Nick Mele

by Nick Mele
Pax Christi USA Working Group on Nuclear Disarmament

Ed. Note: On January 22, the Treaty on the Prohibition of Nuclear Weapons will enter into force. This is the second in a series exploring different aspects of the issue in relation to the treaty taking effect. Read the first article here.

In April 1967, the Rev. Dr. Martin Luther King, Jr., drew a bold line to connect militarism with racism in a speech he made at Riverside Church in New York City. King was attacked for his opposition to the Vietnam war, but the United States has chosen war over racial and economic justice throughout its history. Our nuclear weapons program, like all US weapons programs, distributes tax money from ordinary people and transfers those funds to corporations and stockholders who profit from designing, producing and maintaining weapons of mass destruction. The economic harms done to people of color by the defense industry extend well beyond diverting funds to address basic human needs.

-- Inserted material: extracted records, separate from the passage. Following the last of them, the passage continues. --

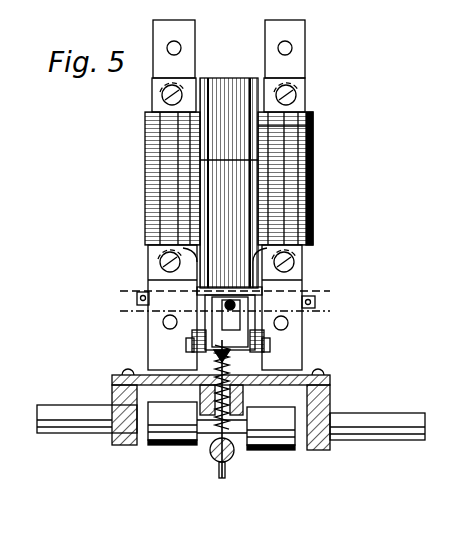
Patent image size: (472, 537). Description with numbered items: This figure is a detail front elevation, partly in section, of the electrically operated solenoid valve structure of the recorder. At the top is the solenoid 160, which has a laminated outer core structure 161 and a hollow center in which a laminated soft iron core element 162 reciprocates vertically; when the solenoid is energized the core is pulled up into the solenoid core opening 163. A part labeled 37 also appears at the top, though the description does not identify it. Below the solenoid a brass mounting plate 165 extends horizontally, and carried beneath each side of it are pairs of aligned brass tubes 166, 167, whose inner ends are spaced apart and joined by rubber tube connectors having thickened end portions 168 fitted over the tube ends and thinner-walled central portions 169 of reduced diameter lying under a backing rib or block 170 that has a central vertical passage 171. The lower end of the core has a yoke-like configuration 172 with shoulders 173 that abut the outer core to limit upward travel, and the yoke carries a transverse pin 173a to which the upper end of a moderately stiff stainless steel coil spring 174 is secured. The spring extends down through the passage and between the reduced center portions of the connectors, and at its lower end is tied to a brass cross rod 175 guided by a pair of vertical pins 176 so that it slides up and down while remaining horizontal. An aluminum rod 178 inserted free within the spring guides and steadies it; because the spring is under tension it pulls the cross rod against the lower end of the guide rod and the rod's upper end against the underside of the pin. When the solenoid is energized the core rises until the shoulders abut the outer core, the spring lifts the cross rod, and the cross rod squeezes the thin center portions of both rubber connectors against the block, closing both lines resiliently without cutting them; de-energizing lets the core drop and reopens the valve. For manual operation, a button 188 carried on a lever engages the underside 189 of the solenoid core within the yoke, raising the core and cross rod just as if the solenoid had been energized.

The terminal screw 37 is at (312, 92).
The laminated outer core structure 161 is at (224, 78).
The solenoid 160 is at (313, 158).
The solenoid core opening 163 is at (270, 133).
The laminated soft iron core element 162 is at (257, 210).
The underside of the solenoid core 189 is at (200, 300).
The shoulders 173 is at (200, 292).
The brass tube 166 is at (150, 312).
The yoke-like configuration 172 is at (200, 325).
The aluminum rod 178 is at (215, 365).
The button 188 is at (240, 300).
The transverse pin 173a is at (245, 348).
The coil spring 174 is at (240, 370).
The brass mounting plate 165 is at (333, 383).
The backing rib or block 170 is at (200, 396).
The central vertical passage 171 is at (243, 396).
The brass tube 167 is at (70, 396).
The thickened end portions 168 is at (180, 441).
The thinner-walled central portions 169 is at (246, 447).
The brass cross rod 175 is at (226, 478).
The vertical pin 176 is at (215, 474).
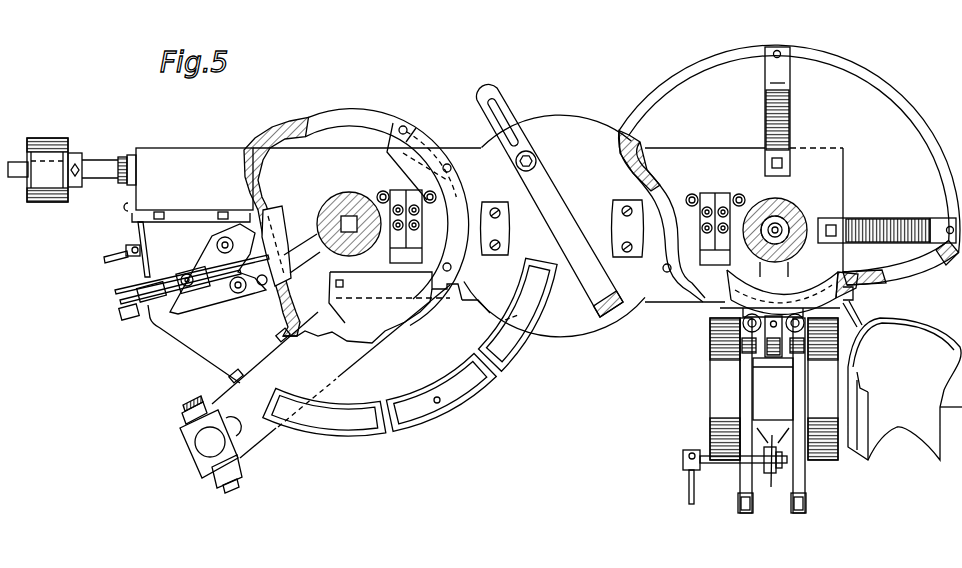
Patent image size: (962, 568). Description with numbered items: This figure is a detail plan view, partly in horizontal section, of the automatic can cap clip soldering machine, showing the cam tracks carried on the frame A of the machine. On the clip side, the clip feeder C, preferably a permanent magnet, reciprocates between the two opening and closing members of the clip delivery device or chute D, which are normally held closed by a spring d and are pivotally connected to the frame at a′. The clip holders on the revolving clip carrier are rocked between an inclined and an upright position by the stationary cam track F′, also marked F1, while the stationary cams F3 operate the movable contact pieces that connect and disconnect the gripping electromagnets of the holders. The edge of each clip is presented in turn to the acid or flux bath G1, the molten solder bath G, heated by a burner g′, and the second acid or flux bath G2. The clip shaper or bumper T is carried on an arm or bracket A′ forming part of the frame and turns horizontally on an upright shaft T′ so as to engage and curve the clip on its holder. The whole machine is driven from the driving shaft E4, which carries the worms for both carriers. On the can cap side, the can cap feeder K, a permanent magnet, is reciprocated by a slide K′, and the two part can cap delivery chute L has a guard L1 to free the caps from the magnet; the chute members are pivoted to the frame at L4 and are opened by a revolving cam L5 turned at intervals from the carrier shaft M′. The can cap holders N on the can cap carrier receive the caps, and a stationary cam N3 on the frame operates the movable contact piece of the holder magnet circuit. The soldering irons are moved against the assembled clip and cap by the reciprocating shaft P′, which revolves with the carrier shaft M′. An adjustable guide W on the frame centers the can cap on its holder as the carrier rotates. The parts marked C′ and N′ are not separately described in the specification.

The driving shaft E4 is at (103, 158).
The stationary cam track F′ is at (340, 110).
The stationary cams F3 is at (390, 160).
The frame A is at (806, 194).
The pin C′ is at (110, 258).
The clip delivery device D is at (117, 290).
The clip feeder C is at (127, 303).
The spring d is at (219, 262).
The pivot a′ is at (239, 294).
The arm or bracket A′ is at (331, 371).
The upright shaft T′ is at (207, 443).
The clip shaper or bumper T is at (231, 489).
The acid or flux bath G1 is at (343, 425).
The molten solder bath G is at (420, 413).
The second acid or flux bath G2 is at (509, 353).
The burner g′ is at (439, 404).
The stationary cam track F1 is at (372, 337).
The adjustable guide W is at (602, 318).
The stationary cam N3 is at (733, 310).
The revolving cam L5 is at (750, 338).
The can cap delivery device or chute L is at (797, 385).
The pivot L4 is at (805, 327).
The guard L1 is at (800, 487).
The can cap feeder K is at (771, 487).
The slide K′ is at (691, 500).
The can cap holders N is at (885, 276).
The arc band N′ is at (895, 92).
The carrier shaft M′ is at (777, 228).
The reciprocating shaft P′ is at (822, 212).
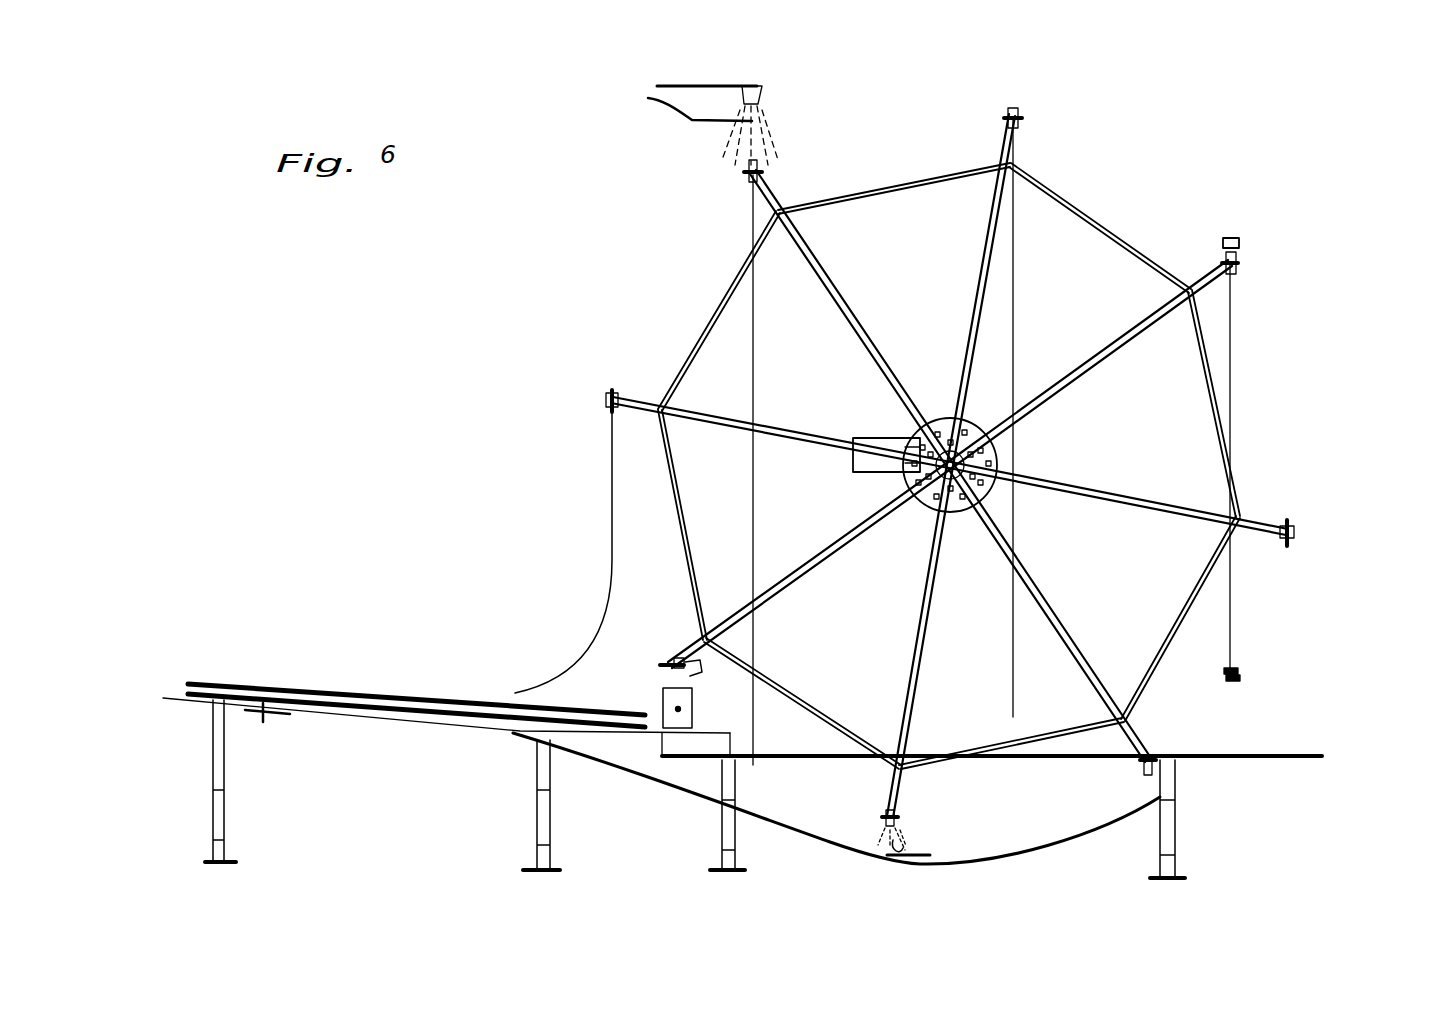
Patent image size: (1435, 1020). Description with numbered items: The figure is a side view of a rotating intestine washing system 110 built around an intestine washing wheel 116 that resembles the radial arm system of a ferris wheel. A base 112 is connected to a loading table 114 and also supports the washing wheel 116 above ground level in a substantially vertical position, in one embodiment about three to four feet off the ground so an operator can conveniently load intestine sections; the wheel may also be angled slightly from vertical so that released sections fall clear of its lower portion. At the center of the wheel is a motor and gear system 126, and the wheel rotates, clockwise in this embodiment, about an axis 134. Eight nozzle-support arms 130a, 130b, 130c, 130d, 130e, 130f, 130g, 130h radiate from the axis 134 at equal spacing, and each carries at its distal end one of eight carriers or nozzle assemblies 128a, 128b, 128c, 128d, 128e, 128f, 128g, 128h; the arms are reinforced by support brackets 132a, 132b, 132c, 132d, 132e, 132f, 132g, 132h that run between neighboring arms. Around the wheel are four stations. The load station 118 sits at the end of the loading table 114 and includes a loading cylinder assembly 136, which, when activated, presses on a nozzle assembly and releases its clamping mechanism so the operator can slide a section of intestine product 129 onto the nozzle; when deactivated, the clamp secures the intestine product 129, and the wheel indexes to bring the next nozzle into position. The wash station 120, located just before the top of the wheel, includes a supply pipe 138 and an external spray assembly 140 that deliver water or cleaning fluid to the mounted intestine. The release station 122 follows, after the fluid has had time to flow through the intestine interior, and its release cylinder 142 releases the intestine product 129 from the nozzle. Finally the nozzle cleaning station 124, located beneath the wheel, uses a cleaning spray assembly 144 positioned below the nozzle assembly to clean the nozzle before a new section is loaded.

The rotating intestine washing system 110 is at (1316, 146).
The base 112 is at (1222, 772).
The loading table 114 is at (362, 728).
The intestine washing wheel 116 is at (1100, 190).
The load station 118 is at (638, 676).
The wash station 120 is at (702, 172).
The release station 122 is at (1278, 280).
The nozzle cleaning station 124 is at (858, 822).
The motor and gear system 126 is at (882, 487).
The nozzle assembly 128a is at (666, 664).
The nozzle assembly 128b is at (612, 395).
The nozzle assembly 128c is at (760, 172).
The nozzle assembly 128d is at (1020, 112).
The nozzle assembly 128e is at (1238, 263).
The nozzle assembly 128f is at (1290, 532).
The nozzle assembly 128g is at (1153, 758).
The nozzle assembly 128h is at (897, 820).
The intestine product 129 is at (612, 515).
The nozzle-support arm 130a is at (778, 604).
The nozzle-support arm 130b is at (826, 430).
The nozzle-support arm 130c is at (860, 312).
The nozzle-support arm 130d is at (990, 245).
The nozzle-support arm 130e is at (1108, 366).
The nozzle-support arm 130f is at (1090, 483).
The nozzle-support arm 130g is at (1072, 630).
The nozzle-support arm 130h is at (922, 672).
The support bracket 132a is at (690, 498).
The support bracket 132b is at (707, 330).
The support bracket 132c is at (880, 178).
The support bracket 132d is at (1112, 228).
The support bracket 132e is at (1242, 500).
The support bracket 132f is at (1203, 570).
The support bracket 132g is at (1062, 740).
The support bracket 132h is at (803, 688).
The axis 134 is at (995, 448).
The loading cylinder assembly 136 is at (692, 672).
The supply pipe 138 is at (648, 98).
The external spray assembly 140 is at (710, 86).
The release cylinder 142 is at (1238, 238).
The cleaning spray assembly 144 is at (917, 848).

The textbook narrative of the Manhattan Project focuses on the work of scientists and engineers at a few places: Los Alamos, New Mexico, above all. The scientists and engineers are often depicted as exclusively white males although that was not the case. That narrative also neglects to mention the relocation of communities in New Mexico, Tennessee and Washington state, among other places. Indigenous people and Latinx people (along with poor whites) were forced off their land in the U.S. and Canada. Many African-Americans rushed to find work at sites like Oak Ridge, Tennessee, and Hanford, Washington. They found themselves living in segregated communities and later suffered from radiation sickness, cancers and other conditions due to exposure to radioactive materials. Still other indigenous people mined uranium ore and suffered the consequences in the Southwest and near Spokane, Washington.

After World War II when nuclear bomb tests began in the South Pacific, Marshall Islanders lost their homes and suffered from radiation-related conditions. Congress promised and passed access to health care to address their conditions, but then withdrew access in the 1990s; it has never been restored. During Covid-19, the lack of health care for communities of color affected by the nuclear weapons industry contributed to the higher rates of infection, death and serious after-effects of the virus among these populations.

Given this history, it is no surprise that the U.S. government continues work to undermine the Treaty to Prohibit Nuclear Weapons. Just weeks ago, the Trump Administration lobbied states that have already ratified the Treaty urging them to withdraw from it. Most of the ratifying nations are, of course, located in Africa, South and Central America, Asia and Oceania. The incoming Biden Administration is committed to reducing the U.S. nuclear arsenal, so now is the time for reducing our nuclear arsenal and moving toward ratification of the Treaty to Prohibit Nuclear Weapons which enters into force in less than one month.